Pertence a um dos grupos de passeriformes mais corpulentos e robustos da região neotropical, destacando-se pelo seu porte imponente e características morfológicas singulares. Os machos desta espécie apresentam um comprimento corporal que varia entre 38 e 46 centímetros, enquanto as fêmeas são ligeiramente menores, medindo entre 35 e 39 centímetros. A plumagem geral é de um preto profundo e aveludado com reflexos azulados ou purpúreos sob a luz solar. A característica mais marcante e diagnóstica é uma magnífica gola ou bofe de cor vermelho-escarlate brilhante que cobre a garganta e o peito superior, formada por penas modificadas e ligeiramente eriçadas. O bico é forte, largo e robusto, apresentando uma coloração azul-acinzentada pálida que contrasta fortemente com o tom escuro de sua cabeça. Os olhos têm íris castanho-escura e as patas são cinza-escuras e fortes, perfeitamente adaptadas para empoleirar-se nos galhos altos do dossel florestal.
Distribuição geográfica: Apresenta uma distribuição geográfica fragmentada e disjunta em território sul-americano. Suas populações ocorrem principalmente em duas áreas geográficas distintas: a região andina, estendendo-se pelas encostas montanhosas do oeste da Venezuela, cruzando as três cordilleras da Colômbia, o leste do Equador, até o norte do Peru; e a porção centro-oriental da América do Sul, abrangendo amplamente o bioma da Mata Atlântica no sudeste e sul do Brasil (da Bahia e Minas Gerais até o Rio Grande do Sul), o leste do Paraguai e o extremo nordeste da Argentina, na província de Misiones.

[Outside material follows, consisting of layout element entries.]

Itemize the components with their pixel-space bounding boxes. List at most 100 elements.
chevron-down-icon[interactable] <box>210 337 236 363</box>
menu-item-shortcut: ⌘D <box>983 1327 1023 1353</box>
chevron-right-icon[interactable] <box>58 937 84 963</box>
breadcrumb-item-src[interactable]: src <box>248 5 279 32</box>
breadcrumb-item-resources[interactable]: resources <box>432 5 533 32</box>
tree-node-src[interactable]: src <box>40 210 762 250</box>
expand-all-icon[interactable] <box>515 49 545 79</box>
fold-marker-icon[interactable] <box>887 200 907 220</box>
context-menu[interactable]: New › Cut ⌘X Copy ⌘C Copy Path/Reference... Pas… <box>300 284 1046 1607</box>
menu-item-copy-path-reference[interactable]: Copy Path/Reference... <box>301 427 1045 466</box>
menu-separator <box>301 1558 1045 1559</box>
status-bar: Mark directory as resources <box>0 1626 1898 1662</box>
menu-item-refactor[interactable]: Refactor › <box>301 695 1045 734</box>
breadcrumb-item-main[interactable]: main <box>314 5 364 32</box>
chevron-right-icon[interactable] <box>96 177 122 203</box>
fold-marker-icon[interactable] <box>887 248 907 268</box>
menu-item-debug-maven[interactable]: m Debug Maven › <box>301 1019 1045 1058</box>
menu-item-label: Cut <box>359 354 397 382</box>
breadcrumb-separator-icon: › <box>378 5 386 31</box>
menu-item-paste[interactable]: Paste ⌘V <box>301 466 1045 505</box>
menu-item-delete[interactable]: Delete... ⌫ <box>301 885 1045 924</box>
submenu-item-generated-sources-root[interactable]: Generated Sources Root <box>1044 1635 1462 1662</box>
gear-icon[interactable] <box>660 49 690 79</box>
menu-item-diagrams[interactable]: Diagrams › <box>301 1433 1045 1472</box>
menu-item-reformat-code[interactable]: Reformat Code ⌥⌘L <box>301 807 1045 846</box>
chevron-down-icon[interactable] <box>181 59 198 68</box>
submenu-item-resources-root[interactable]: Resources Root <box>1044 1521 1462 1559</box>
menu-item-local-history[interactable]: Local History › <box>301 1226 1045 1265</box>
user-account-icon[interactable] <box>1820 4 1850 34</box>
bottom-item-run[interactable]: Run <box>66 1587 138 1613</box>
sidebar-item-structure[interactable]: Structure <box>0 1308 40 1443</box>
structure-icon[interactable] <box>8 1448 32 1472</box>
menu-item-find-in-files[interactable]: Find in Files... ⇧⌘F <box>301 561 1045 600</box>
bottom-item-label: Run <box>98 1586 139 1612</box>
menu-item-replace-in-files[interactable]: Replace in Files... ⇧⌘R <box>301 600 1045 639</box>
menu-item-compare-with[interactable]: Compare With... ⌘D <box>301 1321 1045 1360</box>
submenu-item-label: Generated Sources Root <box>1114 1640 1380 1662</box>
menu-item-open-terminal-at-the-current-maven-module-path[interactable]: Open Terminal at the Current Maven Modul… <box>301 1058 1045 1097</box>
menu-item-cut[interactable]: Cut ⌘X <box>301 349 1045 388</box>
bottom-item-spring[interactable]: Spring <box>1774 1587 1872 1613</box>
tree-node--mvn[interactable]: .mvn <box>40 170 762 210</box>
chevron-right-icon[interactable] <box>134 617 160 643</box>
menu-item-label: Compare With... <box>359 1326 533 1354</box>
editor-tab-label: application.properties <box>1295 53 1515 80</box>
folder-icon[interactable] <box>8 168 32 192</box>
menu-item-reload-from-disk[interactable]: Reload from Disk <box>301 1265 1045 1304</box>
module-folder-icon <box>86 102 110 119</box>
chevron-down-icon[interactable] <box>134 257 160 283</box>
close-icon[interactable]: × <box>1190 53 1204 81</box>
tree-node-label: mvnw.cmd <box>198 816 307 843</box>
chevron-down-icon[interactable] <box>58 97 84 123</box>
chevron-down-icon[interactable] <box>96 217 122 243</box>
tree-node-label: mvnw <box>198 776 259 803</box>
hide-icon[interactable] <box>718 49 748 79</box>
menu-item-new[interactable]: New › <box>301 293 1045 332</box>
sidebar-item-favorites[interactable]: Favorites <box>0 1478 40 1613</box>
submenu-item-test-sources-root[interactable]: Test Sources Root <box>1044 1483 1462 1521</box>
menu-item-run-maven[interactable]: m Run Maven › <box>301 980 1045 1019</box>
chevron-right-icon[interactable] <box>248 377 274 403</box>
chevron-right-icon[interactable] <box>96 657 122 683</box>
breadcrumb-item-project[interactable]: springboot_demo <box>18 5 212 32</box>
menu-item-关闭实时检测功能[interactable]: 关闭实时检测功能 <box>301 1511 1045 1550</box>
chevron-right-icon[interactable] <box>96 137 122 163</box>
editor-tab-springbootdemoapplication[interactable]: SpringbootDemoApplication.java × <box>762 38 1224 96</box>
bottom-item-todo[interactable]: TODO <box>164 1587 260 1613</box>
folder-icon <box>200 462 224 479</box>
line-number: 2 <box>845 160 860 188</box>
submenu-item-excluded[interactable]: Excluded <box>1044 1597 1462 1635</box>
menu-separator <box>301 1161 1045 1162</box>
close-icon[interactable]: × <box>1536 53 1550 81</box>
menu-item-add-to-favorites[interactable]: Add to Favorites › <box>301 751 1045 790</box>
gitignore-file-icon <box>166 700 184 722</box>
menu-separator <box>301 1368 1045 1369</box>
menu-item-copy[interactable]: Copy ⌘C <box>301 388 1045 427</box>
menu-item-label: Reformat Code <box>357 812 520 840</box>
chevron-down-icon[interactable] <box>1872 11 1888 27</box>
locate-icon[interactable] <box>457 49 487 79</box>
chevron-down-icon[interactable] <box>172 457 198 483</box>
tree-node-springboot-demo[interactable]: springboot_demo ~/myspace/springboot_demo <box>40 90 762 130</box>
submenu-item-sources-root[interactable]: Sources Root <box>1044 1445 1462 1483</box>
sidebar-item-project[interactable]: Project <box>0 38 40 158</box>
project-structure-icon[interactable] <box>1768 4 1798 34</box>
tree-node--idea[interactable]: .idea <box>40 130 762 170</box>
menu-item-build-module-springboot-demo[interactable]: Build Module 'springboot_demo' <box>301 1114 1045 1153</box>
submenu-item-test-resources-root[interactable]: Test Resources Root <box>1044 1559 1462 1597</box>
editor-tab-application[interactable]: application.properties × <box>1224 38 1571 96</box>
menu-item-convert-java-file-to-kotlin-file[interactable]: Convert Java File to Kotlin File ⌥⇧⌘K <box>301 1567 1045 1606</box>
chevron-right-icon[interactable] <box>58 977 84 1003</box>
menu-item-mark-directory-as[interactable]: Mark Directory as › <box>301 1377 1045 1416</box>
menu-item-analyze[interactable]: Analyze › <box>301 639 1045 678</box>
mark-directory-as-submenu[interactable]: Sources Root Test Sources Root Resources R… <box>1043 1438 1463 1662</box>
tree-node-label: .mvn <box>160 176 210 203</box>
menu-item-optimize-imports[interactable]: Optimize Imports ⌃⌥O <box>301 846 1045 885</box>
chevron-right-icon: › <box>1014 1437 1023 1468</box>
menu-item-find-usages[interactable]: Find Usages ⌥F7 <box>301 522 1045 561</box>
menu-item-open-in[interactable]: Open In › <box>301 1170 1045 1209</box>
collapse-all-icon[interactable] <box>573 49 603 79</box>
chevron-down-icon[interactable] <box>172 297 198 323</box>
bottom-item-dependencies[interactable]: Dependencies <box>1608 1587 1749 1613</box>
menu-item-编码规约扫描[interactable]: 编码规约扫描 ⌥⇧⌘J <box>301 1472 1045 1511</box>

Ambiente: Habita preferencialmente os estratos médio e superior de florestas úmidas montanas, florestas subtropicais e matas de encosta bem preservadas. Demonstra forte preferência por áreas de floresta primária ou florestas secundárias maduras ricas em epífitas, lianas e árvores frutíferas nativas. Sua distribuição altitudinal é ampla, variando desde 100 metros acima do nível do mar nas regiões costeiras do Brasil, até ultrapassar os 2200 metros de altitude nas encostas andinas e florestas de neblina.
Alimentação: É uma espécie essencialmente frugívora, desempenhando um papel crucial como dispersora de sementes e regeneradora de ecossistemas florestais. Alimenta-se de uma ampla variedade de frutos carnosos, com predileção especial pelas famílias Lauraceae, Myrtaceae, Melastomataceae e frutos de diversas espécies de palmeiras. Para complementar sua dieta alimentar com proteínas, captura grandes insetos, coleópteros, lagartas e, ocasionalmente, pequenos vertebrados como lagartixas e pererecas, apanhados diretamente na vegetação por meio de voos curtos e acrobáticos a partir de seus poleiros de caça.
Comportamento: Apresenta hábitos predominantemente solitários ou vive em pares dispersos na floresta, congregando-se raramente fora das árvores com fartura de frutos. A sua dinâmica social destaca-se pelo complexo sistema de acasalamento em leks, onde grupos de machos (geralmente entre três e dez) se reúnem em locais tradicionais do sub-bosque para realizar exibições sonoras e visuais. Nessas arenas, os machos inflam a gola vermelha da garganta, inclinam o corpo e emitem um chamado extremamente grave e ressonante, semelhante a um mugido profundo que ecoa pela mata. Também realizam voos curtos com batidas de asas barulhentas para atrair a atenção das fêmeas.
Nidificação: O ciclo reprodutivo é uma tarefa exclusivamente materna, cabendo unicamente à fêmea a construção do ninho, a incubação dos ovos e o cuidado parental dos filhotes. O ninho é uma estrutura simples em forma de tigela aberta, construída de maneira rústica com gravetos, gavinhas, musgos e fibras vegetais, posicionado entre 3 e 9 metros de altura em forquilhas de galhos bem camuflados pela folhagem densa. A postura é composta por um único ovo (raramente dois), manchado de forma críptica para evitar predadores. A incubação é feita de maneira silenciosa, e o filhote é alimentado no ninho pela mãe com polpa de frutas regurgitada e insetos altamente proteicos.
Categoria de conservação: Está classificada mundialmente na categoria de Pouco Preocupante (LC) pela Lista Vermelha da União Internacional para a Conservação da Natureza (UICN). Contudo, em termos regionais, as suas populações encontram-se seriamente ameaçadas devido ao avanço da fragmentação florestal, ao desmatamento contínuo da Mata Atlântica e das florestas andinas, além da degradação generalizada do seu habitat natural, o que já resultou em declínios populacionais acentuados e extinções locais em várias partes de sua área de ocorrência original.